I also enjoy that most things are turned off in OpenBSD by default.  The base installation is sparse.  It assumes that I'll enable a service or install a tool if I want it.   So I'm not constantly facing updates for software I never use.

My experience with OpenBSD is still young, but I really like what I see so far.

8 comments:

Nathan Shimp said...

Nice article! I've been using Linux for a long time, but recently I've been experimenting with OpenBSD. What desktop do you use? Or do you stick with just a WM? What's your editor of choice?

Daniel Hopkins said...

Great article and kudos for choosing OpenBSD!I'm interested in what your development environment will be now on OpenBSD as you mentioned XCode on MacOS (OSX).
What do you plan to code in?

Michael Hendricks said...

I use ratpoison as my window manager with emacs as my editor. On OpenBSD, I often use mg for small editing tasks. I'd like to move away from emacs because it's too big, but haven't found a slender editor that's equally productive for me.

On macOS, I only installed XCode to get gcc. Since that's part of OpenBSD base, I'm satisfied. Most of my development these days is in Go and that's well supported on OpenBSD.

Paul Reagan said...

"...Lubuntu seemed promising, but it was too bloated for my taste. (...) Desktop Linux has also become even more complex than when I used it a decade ago.

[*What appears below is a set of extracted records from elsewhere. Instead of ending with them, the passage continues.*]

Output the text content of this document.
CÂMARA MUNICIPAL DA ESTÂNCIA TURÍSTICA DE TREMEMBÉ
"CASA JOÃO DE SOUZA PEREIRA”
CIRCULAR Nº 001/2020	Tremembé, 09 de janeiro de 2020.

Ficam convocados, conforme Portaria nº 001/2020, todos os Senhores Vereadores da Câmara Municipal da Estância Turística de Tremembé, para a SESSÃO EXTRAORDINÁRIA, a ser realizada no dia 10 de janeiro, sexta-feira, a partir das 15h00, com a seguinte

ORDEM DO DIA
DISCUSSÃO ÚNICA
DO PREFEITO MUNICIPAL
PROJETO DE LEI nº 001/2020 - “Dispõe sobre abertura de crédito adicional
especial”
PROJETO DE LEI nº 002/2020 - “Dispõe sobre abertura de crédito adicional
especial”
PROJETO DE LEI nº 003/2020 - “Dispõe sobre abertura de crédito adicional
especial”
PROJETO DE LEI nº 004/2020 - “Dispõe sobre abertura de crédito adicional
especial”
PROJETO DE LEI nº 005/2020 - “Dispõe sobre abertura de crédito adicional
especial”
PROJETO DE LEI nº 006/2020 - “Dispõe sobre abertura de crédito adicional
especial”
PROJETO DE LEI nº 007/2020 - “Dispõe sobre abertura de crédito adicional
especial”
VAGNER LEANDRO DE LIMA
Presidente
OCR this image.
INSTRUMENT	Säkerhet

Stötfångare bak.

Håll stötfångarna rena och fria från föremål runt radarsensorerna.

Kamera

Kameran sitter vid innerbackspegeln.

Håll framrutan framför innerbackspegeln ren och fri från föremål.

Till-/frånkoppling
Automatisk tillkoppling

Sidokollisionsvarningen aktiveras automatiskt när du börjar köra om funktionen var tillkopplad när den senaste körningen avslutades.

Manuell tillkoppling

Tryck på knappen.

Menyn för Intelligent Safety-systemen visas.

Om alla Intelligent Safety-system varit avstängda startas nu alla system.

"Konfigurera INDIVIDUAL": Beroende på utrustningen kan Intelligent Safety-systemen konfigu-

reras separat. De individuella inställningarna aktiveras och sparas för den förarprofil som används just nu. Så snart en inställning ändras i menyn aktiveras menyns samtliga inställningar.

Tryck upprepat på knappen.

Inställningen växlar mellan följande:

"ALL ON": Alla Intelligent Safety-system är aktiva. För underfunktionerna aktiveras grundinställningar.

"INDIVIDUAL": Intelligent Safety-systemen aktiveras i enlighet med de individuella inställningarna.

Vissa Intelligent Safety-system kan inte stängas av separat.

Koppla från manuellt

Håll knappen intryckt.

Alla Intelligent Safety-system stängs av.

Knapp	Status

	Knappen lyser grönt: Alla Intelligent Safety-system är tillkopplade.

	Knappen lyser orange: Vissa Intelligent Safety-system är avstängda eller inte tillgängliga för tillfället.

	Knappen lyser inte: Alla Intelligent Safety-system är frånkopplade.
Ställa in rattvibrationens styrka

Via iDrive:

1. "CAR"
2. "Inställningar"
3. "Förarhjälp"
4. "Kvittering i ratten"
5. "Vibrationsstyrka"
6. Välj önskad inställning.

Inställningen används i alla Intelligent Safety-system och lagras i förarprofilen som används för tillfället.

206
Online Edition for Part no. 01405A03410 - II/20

I just want to get my work done, not feed and maintain an OS."

Hello Michael, do you think that bloating and complexity of nowadays Linux have something to do with SystemD ? Do you prefer SystemV/BSDinit/OpenRC to SystemD ?

Excellent article my friend, congrats !

Michael Hendricks said...

I haven't followed systemd closely, but I'd guess that systemd is a symptom rather than a cause. It feels to me like Linux culture has moved away from the Unix philosophy of simple components that work together. Instead they seem to favor large, monolithic tools which try to be all things to all people.

Jeffrey Daniel Rollin said...

Good post. Do you travel with your laptop much? If so, how do you manage with different wifi networks? I have OpenBSD on beastiemcbeastieface, an X230i, and the only two things I miss are movable partitions, and a gui tool to manage wifi.

Michael Hendricks said...

I do travel a lot with this laptop. I have a 40 line Perl script that I use for managing wifi networks. For example, I run "wifi home" to connect to my home network or "wifi public LibrarySSID" to connect at a local library, etc. The script is just a thin wrapper around ifconfig.

Jeffrey Daniel Rollin said...

I suspected as much. I can cope with a script but a GUI tool would be nicer; it's a shame XFCE's Linux network plugin doesn't seem to work in OpenBSD. As I'm trying to teach myself coding, maybe I'll have a go at porting it.